The ocean stretches on in perfect stillness, a glassy expanse mirroring the brilliant blue overhead. Birds drift lazily in the distance, their calls soft and unhurried, while gentle waves rock the Polar Tang in a slow, easy rhythm. After hours submerged, Law had finally ordered the ship to surface—Bepo had been getting too warm below deck, and nobody argued with him about that.
The crew had shed their boiler suits along with any pretense of discipline. Loose t-shirts, rolled trousers, sandals—whatever felt like breathing. Law himself stood apart from it all, leaning against the railing with his newspaper, coat and spotted hat long abandoned. Just a tank top, jeans, boots, and the quiet authority he carried even on rest days. His tattoos caught the afternoon light as he turned a page, scanning headlines with that particular detached interest that made it impossible to tell if he was actually reading or simply using it as a reason not to be spoken to.
On deck, the afternoon had arranged itself into something comfortable and unplanned. Bepo was sprawled at the center of it all, snowy fur ruffled by the breeze. Shachi sat nearby picking at a loose thread on his sleeve. Ikkaku had claimed a coil of rope as a makeshift seat, half-focused on some small repair in her hands. Uni and Clione were somewhere in the middle of an argument about absolutely nothing important, voices low and bickering in that familiar way. A few others lounged nearby—napping, watching the horizon, existing without agenda.

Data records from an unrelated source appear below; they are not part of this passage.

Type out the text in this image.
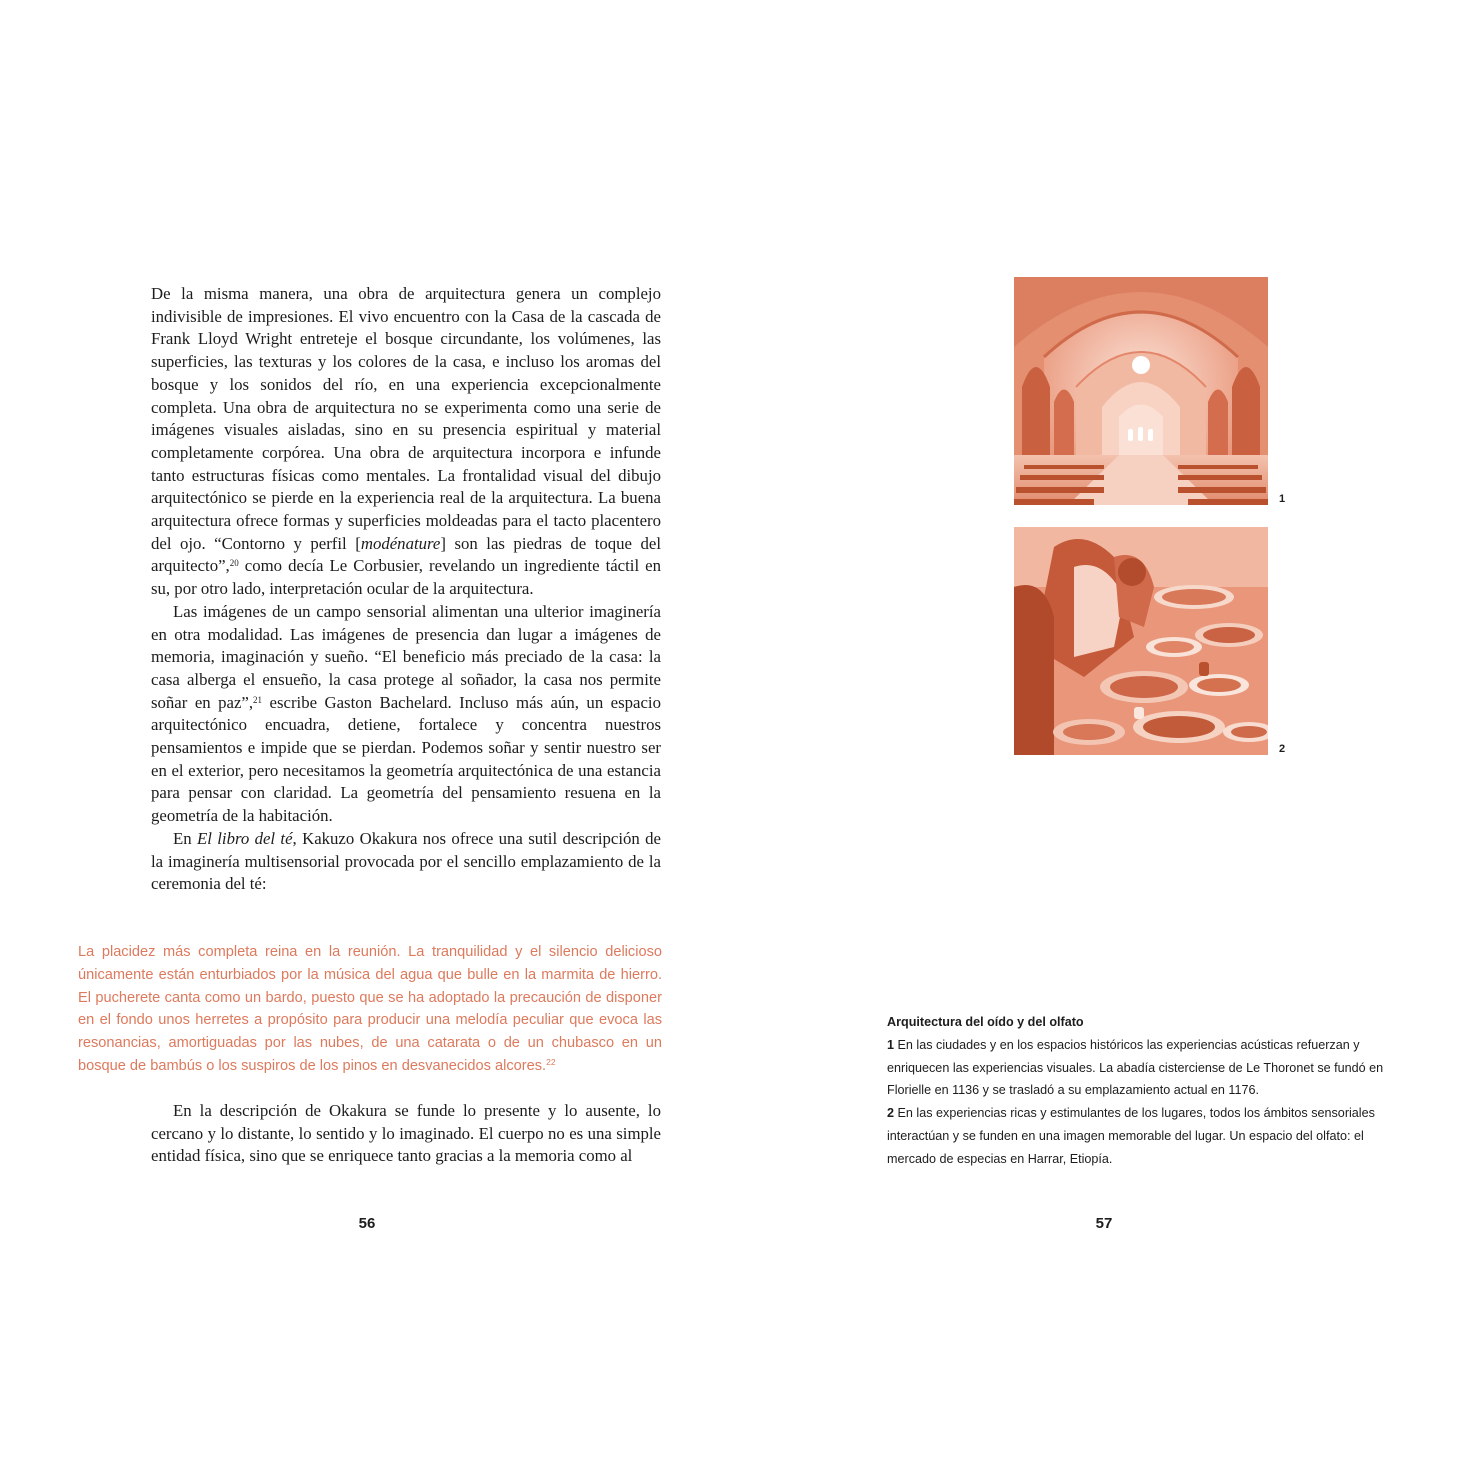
De la misma manera, una obra de arquitectura genera un complejo indivisible de impresiones. El vivo encuentro con la Casa de la cascada de Frank Lloyd Wright entreteje el bosque circundante, los volúmenes, las superficies, las texturas y los colores de la casa, e incluso los aromas del bosque y los sonidos del río, en una experiencia excepcionalmente completa. Una obra de arquitectura no se experimenta como una serie de imágenes visuales aisladas, sino en su presencia espiritual y material completamente corpórea. Una obra de arquitectura incorpora e infunde tanto estructuras físicas como mentales. La frontalidad visual del dibujo arquitectónico se pierde en la experiencia real de la arquitectura. La buena arquitectura ofrece formas y superficies moldeadas para el tacto placentero del ojo. “Contorno y perfil [modénature] son las piedras de toque del arquitecto”,$^{20}$ como decía Le Corbusier, revelando un ingrediente táctil en su, por otro lado, interpretación ocular de la arquitectura.

Las imágenes de un campo sensorial alimentan una ulterior imaginería en otra modalidad. Las imágenes de presencia dan lugar a imágenes de memoria, imaginación y sueño. “El beneficio más preciado de la casa: la casa alberga el ensueño, la casa protege al soñador, la casa nos permite soñar en paz”,$^{21}$ escribe Gaston Bachelard. Incluso más aún, un espacio arquitectónico encuadra, detiene, fortalece y concentra nuestros pensamientos e impide que se pierdan. Podemos soñar y sentir nuestro ser en el exterior, pero necesitamos la geometría arquitectónica de una estancia para pensar con claridad. La geometría del pensamiento resuena en la geometría de la habitación.

En El libro del té, Kakuzo Okakura nos ofrece una sutil descripción de la imaginería multisensorial provocada por el sencillo emplazamiento de la ceremonia del té:

La placidez más completa reina en la reunión. La tranquilidad y el silencio delicioso únicamente están enturbiados por la música del agua que bulle en la marmita de hierro. El pucherete canta como un bardo, puesto que se ha adoptado la precaución de disponer en el fondo unos herretes a propósito para producir una melodía peculiar que evoca las resonancias, amortiguadas por las nubes, de una catarata o de un chubasco en un bosque de bambús o los suspiros de los pinos en desvanecidos alcores.$^{22}$

En la descripción de Okakura se funde lo presente y lo ausente, lo cercano y lo distante, lo sentido y lo imaginado. El cuerpo no es una simple entidad física, sino que se enriquece tanto gracias a la memoria como al

56
1
2

Arquitectura del oído y del olfato

1 En las ciudades y en los espacios históricos las experiencias acústicas refuerzan y enriquecen las experiencias visuales. La abadía cisterciense de Le Thoronet se fundó en Florielle en 1136 y se trasladó a su emplazamiento actual en 1176.

2 En las experiencias ricas y estimulantes de los lugares, todos los ámbitos sensoriales interactúan y se funden en una imagen memorable del lugar. Un espacio del olfato: el mercado de especias en Harrar, Etiopía.

57
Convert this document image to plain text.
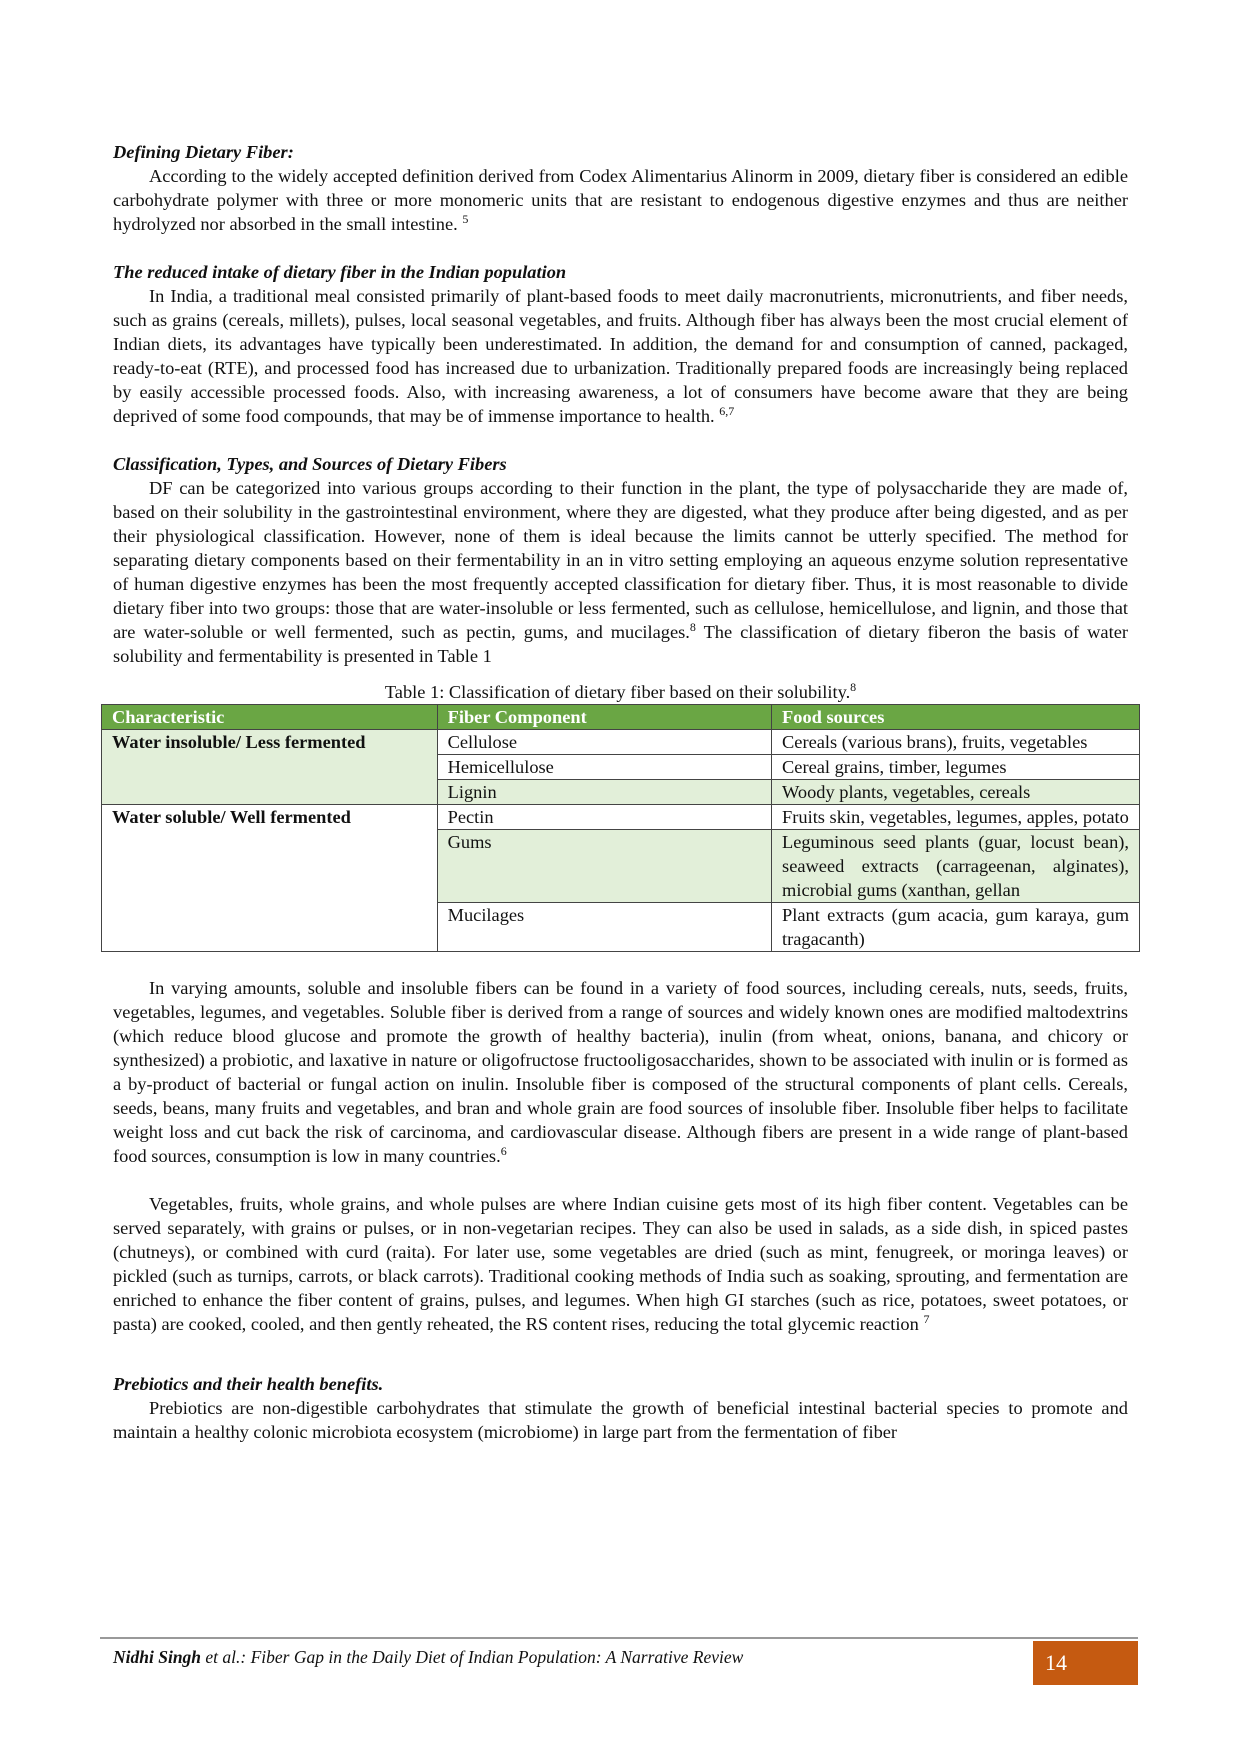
Defining Dietary Fiber:

According to the widely accepted definition derived from Codex Alimentarius Alinorm in 2009, dietary fiber is considered an edible carbohydrate polymer with three or more monomeric units that are resistant to endogenous digestive enzymes and thus are neither hydrolyzed nor absorbed in the small intestine. $^5$

The reduced intake of dietary fiber in the Indian population

In India, a traditional meal consisted primarily of plant-based foods to meet daily macronutrients, micronutrients, and fiber needs, such as grains (cereals, millets), pulses, local seasonal vegetables, and fruits. Although fiber has always been the most crucial element of Indian diets, its advantages have typically been underestimated. In addition, the demand for and consumption of canned, packaged, ready-to-eat (RTE), and processed food has increased due to urbanization. Traditionally prepared foods are increasingly being replaced by easily accessible processed foods. Also, with increasing awareness, a lot of consumers have become aware that they are being deprived of some food compounds, that may be of immense importance to health. $^{6,7}$

Classification, Types, and Sources of Dietary Fibers

DF can be categorized into various groups according to their function in the plant, the type of polysaccharide they are made of, based on their solubility in the gastrointestinal environment, where they are digested, what they produce after being digested, and as per their physiological classification. However, none of them is ideal because the limits cannot be utterly specified. The method for separating dietary components based on their fermentability in an in vitro setting employing an aqueous enzyme solution representative of human digestive enzymes has been the most frequently accepted classification for dietary fiber. Thus, it is most reasonable to divide dietary fiber into two groups: those that are water-insoluble or less fermented, such as cellulose, hemicellulose, and lignin, and those that are water-soluble or well fermented, such as pectin, gums, and mucilages.$^8$ The classification of dietary fiberon the basis of water solubility and fermentability is presented in Table 1

Table 1: Classification of dietary fiber based on their solubility.$^8$

Characteristic	Fiber Component	Food sources
Water insoluble/ Less fermented	Cellulose	Cereals (various brans), fruits, vegetables
	Hemicellulose	Cereal grains, timber, legumes
	Lignin	Woody plants, vegetables, cereals
Water soluble/ Well fermented	Pectin	Fruits skin, vegetables, legumes, apples, potato
	Gums	Leguminous seed plants (guar, locust bean), seaweed extracts (carrageenan, alginates), microbial gums (xanthan, gellan
	Mucilages	Plant extracts (gum acacia, gum karaya, gum tragacanth)

In varying amounts, soluble and insoluble fibers can be found in a variety of food sources, including cereals, nuts, seeds, fruits, vegetables, legumes, and vegetables. Soluble fiber is derived from a range of sources and widely known ones are modified maltodextrins (which reduce blood glucose and promote the growth of healthy bacteria), inulin (from wheat, onions, banana, and chicory or synthesized) a probiotic, and laxative in nature or oligofructose fructooligosaccharides, shown to be associated with inulin or is formed as a by-product of bacterial or fungal action on inulin. Insoluble fiber is composed of the structural components of plant cells. Cereals, seeds, beans, many fruits and vegetables, and bran and whole grain are food sources of insoluble fiber. Insoluble fiber helps to facilitate weight loss and cut back the risk of carcinoma, and cardiovascular disease. Although fibers are present in a wide range of plant-based food sources, consumption is low in many countries.$^6$

Vegetables, fruits, whole grains, and whole pulses are where Indian cuisine gets most of its high fiber content. Vegetables can be served separately, with grains or pulses, or in non-vegetarian recipes. They can also be used in salads, as a side dish, in spiced pastes (chutneys), or combined with curd (raita). For later use, some vegetables are dried (such as mint, fenugreek, or moringa leaves) or pickled (such as turnips, carrots, or black carrots). Traditional cooking methods of India such as soaking, sprouting, and fermentation are enriched to enhance the fiber content of grains, pulses, and legumes. When high GI starches (such as rice, potatoes, sweet potatoes, or pasta) are cooked, cooled, and then gently reheated, the RS content rises, reducing the total glycemic reaction $^7$

Prebiotics and their health benefits.

Prebiotics are non-digestible carbohydrates that stimulate the growth of beneficial intestinal bacterial species to promote and maintain a healthy colonic microbiota ecosystem (microbiome) in large part from the fermentation of fiber

Nidhi Singh et al.: Fiber Gap in the Daily Diet of Indian Population: A Narrative Review	14
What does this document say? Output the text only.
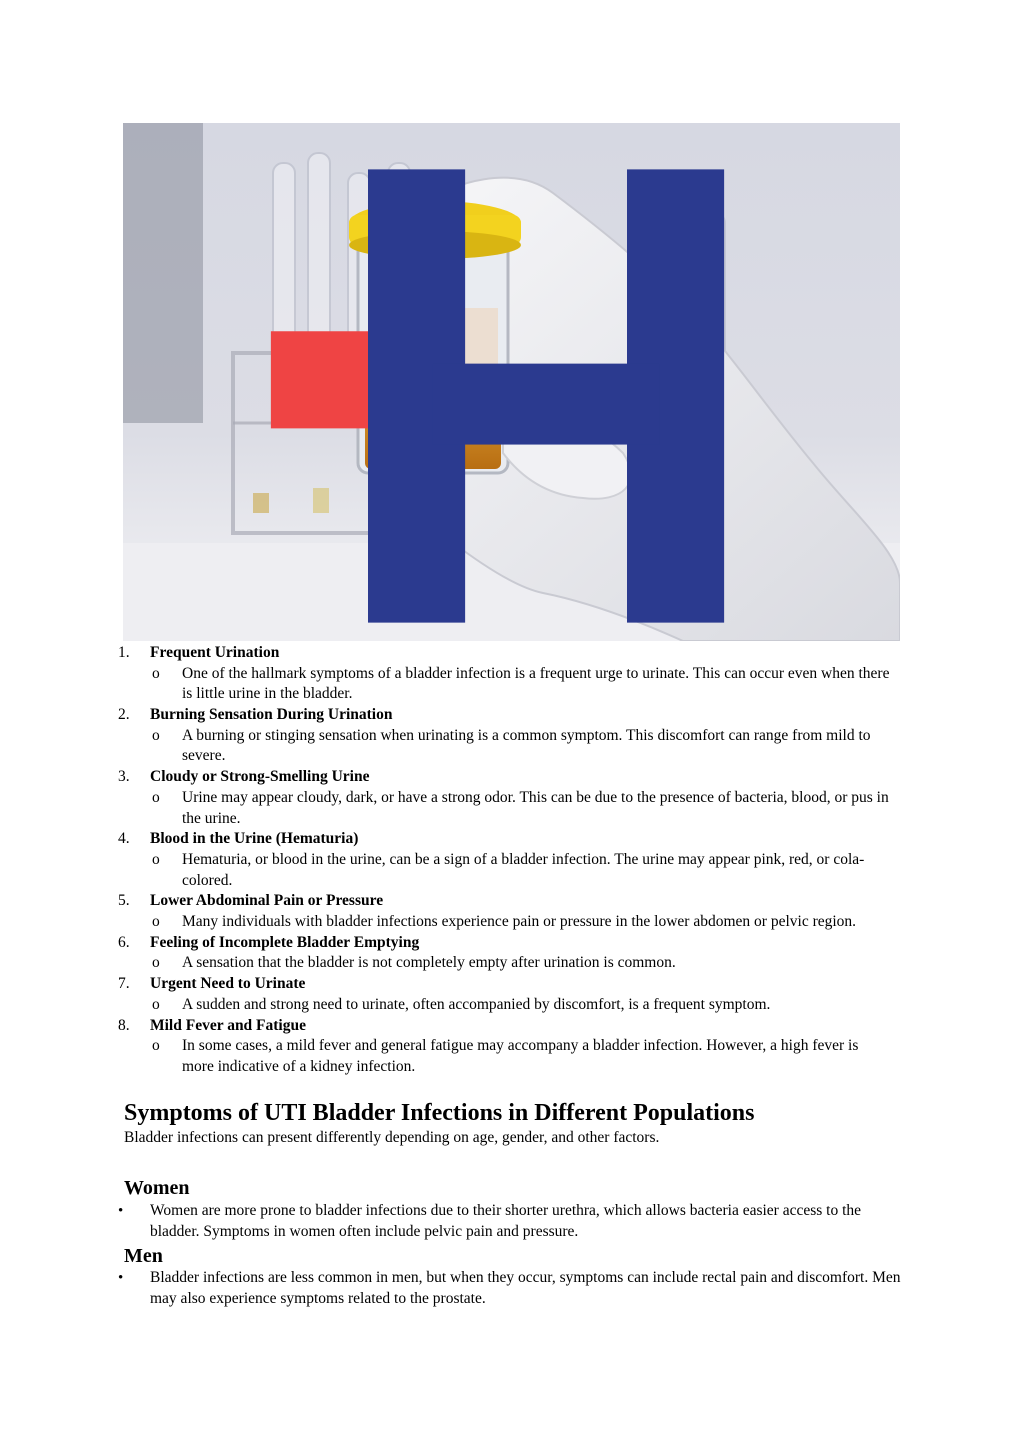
1. Frequent Urination
o One of the hallmark symptoms of a bladder infection is a frequent urge to urinate. This can occur even when there is little urine in the bladder.
2. Burning Sensation During Urination
o A burning or stinging sensation when urinating is a common symptom. This discomfort can range from mild to severe.
3. Cloudy or Strong-Smelling Urine
o Urine may appear cloudy, dark, or have a strong odor. This can be due to the presence of bacteria, blood, or pus in the urine.
4. Blood in the Urine (Hematuria)
o Hematuria, or blood in the urine, can be a sign of a bladder infection. The urine may appear pink, red, or cola-colored.
5. Lower Abdominal Pain or Pressure
o Many individuals with bladder infections experience pain or pressure in the lower abdomen or pelvic region.
6. Feeling of Incomplete Bladder Emptying
o A sensation that the bladder is not completely empty after urination is common.
7. Urgent Need to Urinate
o A sudden and strong need to urinate, often accompanied by discomfort, is a frequent symptom.
8. Mild Fever and Fatigue
o In some cases, a mild fever and general fatigue may accompany a bladder infection. However, a high fever is more indicative of a kidney infection.
Symptoms of UTI Bladder Infections in Different Populations
Bladder infections can present differently depending on age, gender, and other factors.
Women
• Women are more prone to bladder infections due to their shorter urethra, which allows bacteria easier access to the bladder. Symptoms in women often include pelvic pain and pressure.
Men
• Bladder infections are less common in men, but when they occur, symptoms can include rectal pain and discomfort. Men may also experience symptoms related to the prostate.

{{user}} had settled into the group naturally, the way you did on days like this—somewhere between Shachi and Penguin, close enough to catch the warmth of easy conversation drifting back and forth. Nothing serious. Just the quiet pleasure of being somewhere you belonged.
It was Penguin who broke the rhythm. He'd been grinning for a few minutes already—the particular grin that meant something was coming—and then he turned, eyes landing squarely on {{user}} with that sharp, delighted look he got when he'd decided someone else's discomfort was going to be very entertaining.
"Okay," he said, leaning in just slightly, "Kiss, Marry, Kill. Anyone in the world." A beat. The grin widened. "Go."
From the railing, the rustle of newspaper stilled.
Law's gray eyes lifted slowly over the top of the page, cutting toward the group with one long, unimpressed look.
"…Already?" he said, flat as the ocean around them—though the corner of his mouth, just barely, betrayed him.